Dans le détail, Mohamadi Rachdi El Yacoubi note que la principale mesure fiscale adoptée par ce PLF est le réaménagement de l’impôt sur les sociétés pour abandonner la progressivité et revenir à la proportionnalité. «Quand on regarde le benchmark international, c’est vrai que la règle c’est un taux unique et proportionnel au niveau de l’IS. La progressivité était une innovation au Maroc, la question est pourquoi avoir opté pour ce système pour ensuite revenir en arrière. Cette décision est mal perçue, car elle instaure, encore une fois, une instabilité dans le système fiscal. Il fallait, dès le départ, ne pas mettre en place la progressivité», a-t-il indiqué. Pour l’expert, l’instabilité est à proscrire dans un système fiscal, car les investisseurs nationaux et étrangers ont besoin de stabilité pour faire leurs prévisions, ainsi que d’un système incitatif pour les attirer.
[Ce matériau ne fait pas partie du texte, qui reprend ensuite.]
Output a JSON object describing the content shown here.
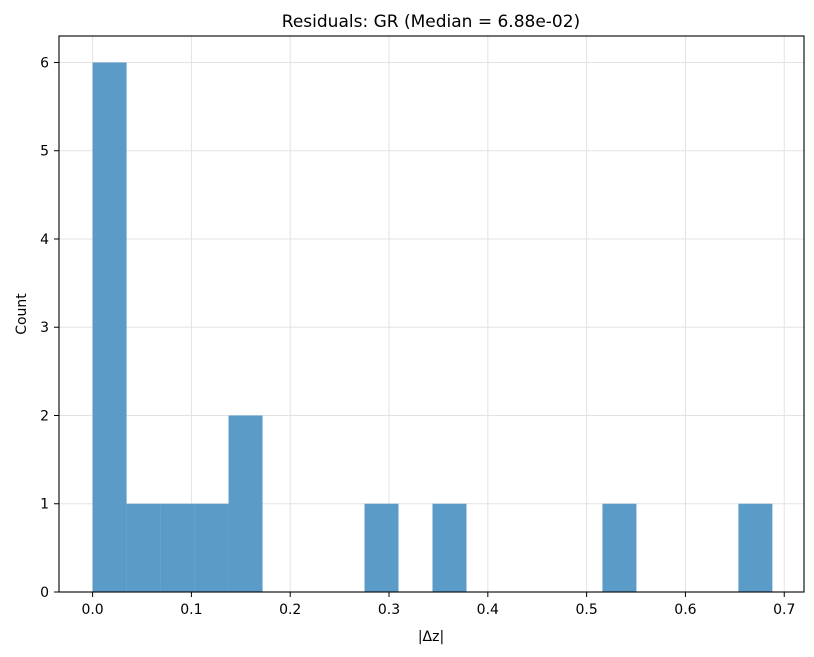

S’agissant de l’impôt sur le revenu (IR), l’invité de L’Info en Face déplore l’absence de mesures concrètes. «Le réaménagement des étages et des taux de l’IR est une attente qui existe depuis plusieurs années, mais malheureusement rien n’est fait à ce niveau. On continue à avoir un taux qui atteint 38%, ce qui est relativement élevé. Il est vrai que l’essentiel des recettes de l’IR provient des salaires, mais il est temps de réformer ce barème, d’autant plus qu’il touche de larges couches de la société», a-t-il souligné. Selon le président du CFM, il faut chercher d’autres moyens que les recettes fiscales pour financer le Budget de l’État et la sortie de crise : «Il faudrait que nos politiques réfléchissent à d’autres leviers que les recettes fiscales actuelles et cherchent des techniques modernes d’endettement, notamment la gestion active de la dette et le développement des partenariats public-privé. Aujourd’hui, le levier fiscal a ses limites et on le voit, d’où le besoin d’une réforme du système fiscal qui va appuyer la croissance et favoriser l’investissement productif et créateur d’emplois». L’enjeu étant de pousser le contribuable à plus d’adhésion à l’impôt et de lutter, de manière adéquate, contre l’incivisme fiscal.